CSN. How do you tack & gybe in waves with the M20 foil setup?
William Sunnucks: So far waves haven’t been a problem. We fly above small ones, and the bow mounted wand gives the main foil plenty of time to respond to bigger ones. I was delighted by the way the boat rose up the back of the waves at Texel when a non-foiling boat would have nose dived.
However tacking and gybing has been a problem, and its still slow. As with the Nacras and Phantoms we have to pull down one foil and raise the other. We drop the windward foil, turn sharply then haul up the new windward one as fast as we can. The foils are held down by a clip mechanism controlled by a release rope at deck level.
Q. Which is the final speed achieved so far?
A. We regularly see 30 knots downwind with two sails and we know that it has more to give. In light winds we use a spinnaker which (despite being super flat) is lower but slower – no more than 22 knots. Upwind we target 18 knots, bearing off when its less and heading up when its more. We have learnt that its not the top speed that matters – its consistency.
Q. What happened at Carnac?
A. At Carnac we raced among lobster pots. We caught one at speed which overloaded the rig, breaking our mast. Infuriating.
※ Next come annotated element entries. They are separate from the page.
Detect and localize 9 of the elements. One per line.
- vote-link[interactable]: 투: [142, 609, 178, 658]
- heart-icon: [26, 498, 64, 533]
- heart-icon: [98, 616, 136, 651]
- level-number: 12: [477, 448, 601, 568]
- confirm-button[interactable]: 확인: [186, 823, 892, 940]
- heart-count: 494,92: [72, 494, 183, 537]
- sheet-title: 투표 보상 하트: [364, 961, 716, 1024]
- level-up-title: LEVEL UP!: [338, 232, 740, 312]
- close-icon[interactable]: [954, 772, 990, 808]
Q. Account for this year Texel?
A. We were delighted with our performance during the first half of the Texel Race. We started cautiously, but quickly learnt to trust the wand in the large rolling waves. We led at the lighthouse feeling comfortably faster than the boats around. The leading boats arrived at the VC mark early, at least an hour before high water and we knew it would be shallow. So we stopped (still in the lead) to insert conventional straight daggerboards and to raise our rudders. Unfortunately one of the rudders slipped down and tore off when we grounded a few yards from the VC mark. Game over.
Q. Who has been involved in the R&D?
A. The concept was mine, but the foil design comes from Kevin Ellway and the implementation from Graham Eeles. Without those two it would be just a pipe dream. Many others have given valuable advice and support – I won’t list them but I’m grateful. We run it as an “open source” project with no secrets or commercial axes to grind, and I feel that this brings out the best in the sailing community.
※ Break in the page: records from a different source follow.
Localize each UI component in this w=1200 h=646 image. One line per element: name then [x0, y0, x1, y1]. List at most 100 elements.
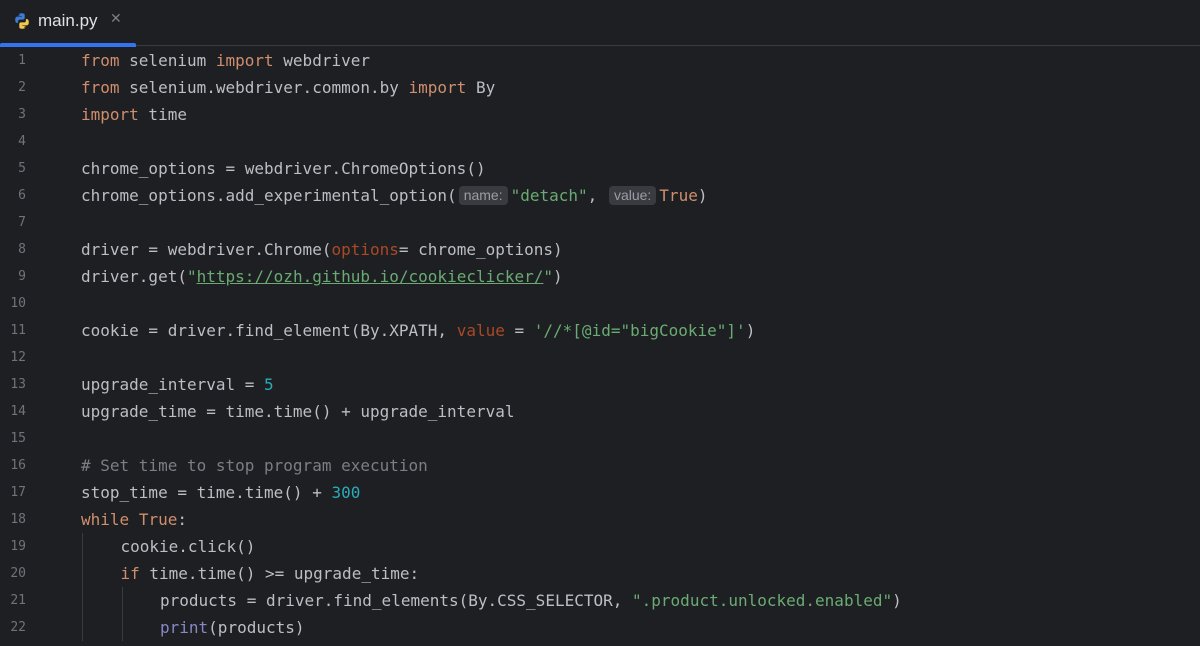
code-line[interactable]: 6 chrome_options.add_experimental_option(…: [0, 182, 1200, 209]
code-token: selenium: [119, 51, 216, 70]
code-token: while: [81, 510, 130, 529]
code-text: upgrade_time = time.time() + upgrade_int…: [81, 398, 514, 425]
line-number: 5: [18, 161, 26, 176]
code-token: True: [659, 186, 698, 205]
line-number: 21: [10, 593, 26, 608]
code-text: driver.get("https://ozh.github.io/cookie…: [81, 263, 563, 290]
code-token: upgrade_interval =: [81, 375, 265, 394]
code-token: import: [81, 105, 139, 124]
python-icon: [15, 13, 29, 29]
code-token: '//*[@id="bigCookie"]': [533, 321, 746, 340]
code-line[interactable]: 13 upgrade_interval = 5: [0, 371, 1200, 398]
code-line[interactable]: 12: [0, 344, 1200, 371]
line-number: 9: [18, 269, 26, 284]
code-text: cookie = driver.find_element(By.XPATH, v…: [81, 317, 755, 344]
code-token: True: [138, 510, 178, 529]
line-number: 8: [18, 242, 26, 257]
code-token: webdriver: [273, 51, 370, 70]
code-line[interactable]: 20 if time.time() >= upgrade_time:: [0, 560, 1200, 587]
parameter-hint: value:: [608, 186, 657, 205]
code-line[interactable]: 10: [0, 290, 1200, 317]
code-token: import: [408, 78, 467, 97]
code-token: import: [215, 51, 274, 70]
editor-tab-bar: main.py ✕: [0, 0, 1200, 47]
code-text: if time.time() >= upgrade_time:: [121, 560, 420, 587]
code-text: from selenium.webdriver.common.by import…: [81, 74, 495, 101]
line-number: 18: [10, 512, 26, 527]
code-token: :: [177, 510, 187, 529]
code-token: chrome_options.add_experimental_option(: [81, 186, 457, 205]
line-number: 19: [10, 539, 26, 554]
line-number: 15: [10, 431, 26, 446]
code-token: =: [504, 321, 534, 340]
code-token: By: [466, 78, 496, 97]
code-line[interactable]: 16 # Set time to stop program execution: [0, 452, 1200, 479]
code-token: products = driver.find_elements(By.CSS_S…: [160, 591, 633, 610]
line-number: 4: [18, 134, 26, 149]
line-number: 1: [18, 53, 26, 68]
code-token: chrome_options = webdriver.ChromeOptions…: [81, 159, 486, 178]
code-line[interactable]: 21 products = driver.find_elements(By.CSS…: [0, 587, 1200, 614]
code-line[interactable]: 3 import time: [0, 101, 1200, 128]
code-token: cookie = driver.find_element(By.XPATH,: [81, 321, 457, 340]
code-token: from: [81, 51, 120, 70]
code-token: ,: [587, 186, 607, 205]
code-token: ".product.unlocked.enabled": [632, 591, 893, 610]
line-number: 12: [10, 350, 26, 365]
indent-guide: [82, 560, 83, 587]
line-number: 14: [10, 404, 26, 419]
code-line[interactable]: 17 stop_time = time.time() + 300: [0, 479, 1200, 506]
code-text: import time: [81, 101, 187, 128]
code-text: driver = webdriver.Chrome(options= chrom…: [81, 236, 563, 263]
code-line[interactable]: 8 driver = webdriver.Chrome(options= chro…: [0, 236, 1200, 263]
code-token: 300: [331, 483, 361, 502]
code-line[interactable]: 5 chrome_options = webdriver.ChromeOption…: [0, 155, 1200, 182]
code-line[interactable]: 4: [0, 128, 1200, 155]
code-text: chrome_options.add_experimental_option(n…: [81, 182, 707, 209]
code-editor[interactable]: 1 from selenium import webdriver 2 from sel…: [0, 47, 1200, 646]
close-icon[interactable]: ✕: [110, 11, 122, 27]
line-number: 20: [10, 566, 26, 581]
indent-guide: [82, 614, 83, 641]
code-text: while True:: [81, 506, 187, 533]
line-number: 16: [10, 458, 26, 473]
line-number: 10: [10, 296, 26, 311]
code-token: from: [81, 78, 120, 97]
line-number: 11: [10, 323, 26, 338]
code-token: ": [186, 267, 197, 286]
code-token: ): [745, 321, 756, 340]
code-line[interactable]: 11 cookie = driver.find_element(By.XPATH,…: [0, 317, 1200, 344]
code-text: cookie.click(): [121, 533, 256, 560]
code-token: driver.get(: [81, 267, 187, 286]
line-number: 7: [18, 215, 26, 230]
code-line[interactable]: 22 print(products): [0, 614, 1200, 641]
indent-guide: [121, 587, 123, 614]
code-token: driver = webdriver.Chrome(: [81, 240, 332, 259]
code-line[interactable]: 2 from selenium.webdriver.common.by impor…: [0, 74, 1200, 101]
tab-filename: main.py: [38, 11, 98, 30]
code-line[interactable]: 15: [0, 425, 1200, 452]
code-token: stop_time = time.time() +: [81, 483, 332, 502]
code-line[interactable]: 9 driver.get("https://ozh.github.io/cooki…: [0, 263, 1200, 290]
code-line[interactable]: 19 cookie.click(): [0, 533, 1200, 560]
indent-guide: [82, 533, 83, 560]
line-number: 3: [18, 107, 26, 122]
code-line[interactable]: 7: [0, 209, 1200, 236]
code-line[interactable]: 18 while True:: [0, 506, 1200, 533]
code-line[interactable]: 14 upgrade_time = time.time() + upgrade_i…: [0, 398, 1200, 425]
line-number: 13: [10, 377, 26, 392]
line-number: 6: [18, 188, 26, 203]
code-text: from selenium import webdriver: [81, 47, 370, 74]
code-token: time: [138, 105, 187, 124]
code-token: https://ozh.github.io/cookieclicker/: [196, 267, 544, 286]
indent-guide: [82, 587, 83, 614]
code-text: upgrade_interval = 5: [81, 371, 274, 398]
code-line[interactable]: 1 from selenium import webdriver: [0, 47, 1200, 74]
indent-guide: [121, 614, 123, 641]
code-token: 5: [264, 375, 274, 394]
tab-main-py[interactable]: main.py ✕: [0, 0, 136, 47]
code-token: ": [543, 267, 554, 286]
code-text: stop_time = time.time() + 300: [81, 479, 360, 506]
code-text: chrome_options = webdriver.ChromeOptions…: [81, 155, 486, 182]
Please understand that this is a major project for a small team with no commercial backup. There are a lot of new features which still need optimising – I don’t think the learning curve will flatten until next year at the earliest. I’m now confident that that there is a viable alternative to L foils and I will measure success by the number of people who copy it.
Q:Do you think the Pivotal systems has a future?
Yes I think the gull wing system, or pivot system as you call it, has a future. Good points:
– It pivots from the gunwale, utilising every bit of beam for righting moment.
– You don’t have to detach the wand control mechanism when you pull it up. This would be a problem for conventional daggerboards with wings on the bottom
– It enables you to raise the whole foil out of the water in pre-foiling winds, reducing wetted surface area.
– Its easy to rig and launch from a beach because you don’t have to insert the foils from under the hull
Unfortunately there are bad points too: getting it up and down is slow. In particular you have to gybe perfectly otherwise it won’t click down on its own. There is definitely scope for improving the control lines and sailing techniques.
Another problem is that it doesn’t fit easily with maximum beam rules. The C Class people made it clear that they will measure beam with both foils horizontal even though the boat is never sailed with them in that position. This effectively outlaws gull wings from the C Class. In time rule makers will probably define beam in terms of parts that contribute to righting moment.
Despite all this I think the idea has legs and I hope to see others taking it further.”